The Brexit has cast a broad shadow of uncertainty -  the future status of the UK and the already enfeebled economies of the Eurozone, as well as the broader impact on the world’s economy. Whenever uncertainty rules, many important drivers of growth come to a standstill. Companies put major decisions on capital investment on hold, push back adoption of new technology and postpone new product launches. All of these impact decision makers’ perception of risk, and typically the larger the company the more risk averse it behaves. Companies such as Lehigh Technologies, which are providing new products that can lower cost and improve the environmental footprint for our customers and targeting large multinational customers in Europe, are precisely the companies most concerned by Brexit.


As for funding, whenever uncertainty prevails investors prioritize safety over return. Investment funds sit on their money rather than invest, as that beats making a losing bet and provides a comforting message to their investors. Yet funding is the life-blood of early-stage companies, which need high-risk capital that is looking to change the way the world works and deliver high returns at the same time. In Europe, where high-risk capital is already scarce compared to the US, Brexit will reduce funding even further and negatively impact start-up companies in all sectors. Funding within the UK for technology clusters such as Cambridge will be even harder to acquire.


In turbulent times, growth companies must also take a fresh look at their customer focus. It’s time to refocus on customers that are less impacted by Brexit, such as those with little exposure to the UK or with most of their sales in the core EU countries rather than a UK multinational that relies on the EU as its major export market. Lehigh Technologies focuses on reaching markets that rely on a strong and robust manufacturing base, suggesting our focus should be the core EU countries including those of Eastern Europe.


It’s impossible to ignore that GDP growth, already anemic in the Eurozone, will likely decline. Many economists are forecasting a recession, not just due to Brexit but also related to anti-establishment sentiment in many countries and a more general inability to stimulate growth. This will lead to further retrenchment by large and small companies, in many ways reminiscent of the lost decade(s) seen in Japan. Without GDP growth, consumer spending does not increase, which further reduces innovation and investment in a vicious cycle.

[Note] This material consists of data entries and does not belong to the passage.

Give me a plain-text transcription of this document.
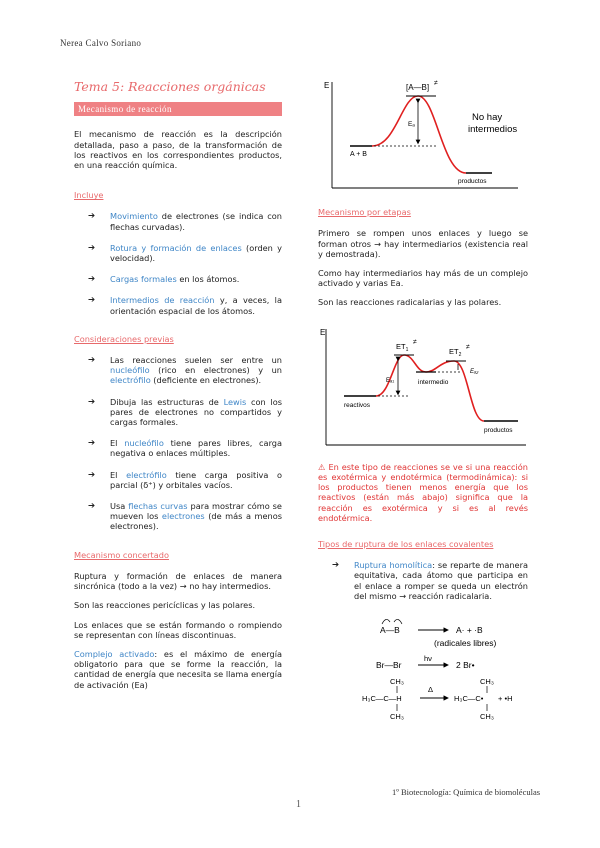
Nerea Calvo Soriano
Tema 5: Reacciones orgánicas
Mecanismo de reacción

El mecanismo de reacción es la descripción detallada, paso a paso, de la transformación de los reactivos en los correspondientes productos, en una reacción química.

Incluye
➔ Movimiento de electrones (se indica con flechas curvadas).
➔ Rotura y formación de enlaces (orden y velocidad).
➔ Cargas formales en los átomos.
➔ Intermedios de reacción y, a veces, la orientación espacial de los átomos.
Consideraciones previas
➔ Las reacciones suelen ser entre un nucleófilo (rico en electrones) y un electrófilo (deficiente en electrones).
➔ Dibuja las estructuras de Lewis con los pares de electrones no compartidos y cargas formales.
➔ El nucleófilo tiene pares libres, carga negativa o enlaces múltiples.
➔ El electrófilo tiene carga positiva o parcial (δ⁺) y orbitales vacíos.
➔ Usa flechas curvas para mostrar cómo se mueven los electrones (de más a menos electrones).
Mecanismo concertado

Ruptura y formación de enlaces de manera sincrónica (todo a la vez) → no hay intermedios.

Son las reacciones pericíclicas y las polares.

Los enlaces que se están formando o rompiendo se representan con líneas discontinuas.

Complejo activado: es el máximo de energía obligatorio para que se forme la reacción, la cantidad de energía que necesita se llama energía de activación (Ea)

E
Eₐ
[A—B] ≠
A + B
productos
No hay
intermedios
Mecanismo por etapas

Primero se rompen unos enlaces y luego se forman otros → hay intermediarios (existencia real y demostrada).

Como hay intermediarios hay más de un complejo activado y varias Ea.

Son las reacciones radicalarias y las polares.

E
Eₐ₁
Eₐ₂
$ET_1$
≠
$ET_2$
≠
intermedio
reactivos
productos

⚠ En este tipo de reacciones se ve si una reacción es exotérmica y endotérmica (termodinámica): si los productos tienen menos energía que los reactivos (están más abajo) significa que la reacción es exotérmica y si es al revés endotérmica.

Tipos de ruptura de los enlaces covalentes
➔ Ruptura homolítica: se reparte de manera equitativa, cada átomo que participa en el enlace a romper se queda un electrón del mismo → reacción radicalaria.
A—B	A· + ·B
(radicales libres)
Br—Br
hν
2 Br•
CH₃
H₃C—C—H
CH₃
Δ
CH₃
H₃C—C• + •H
CH₃
1º Biotecnología: Química de biomoléculas
1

If there is one bright spot in this depressing situation it is the quest for technologies, products and policies that can combat climate change. The strategies for CO2 reduction needed to meet the COP-21 targets will remain a high priority for governments and companies. Products that help reduce CO2 impact by using recycled or renewable material will be attractive to customers, especially if they come at a lower cost than traditional materials.
Bringing new technologies to established markets has never been easy. It takes time, technical expertise and capital. In today’s Europe, post the Brexit referendum, it will be even more challenging. However, nobody working in a growth company signed up for easy.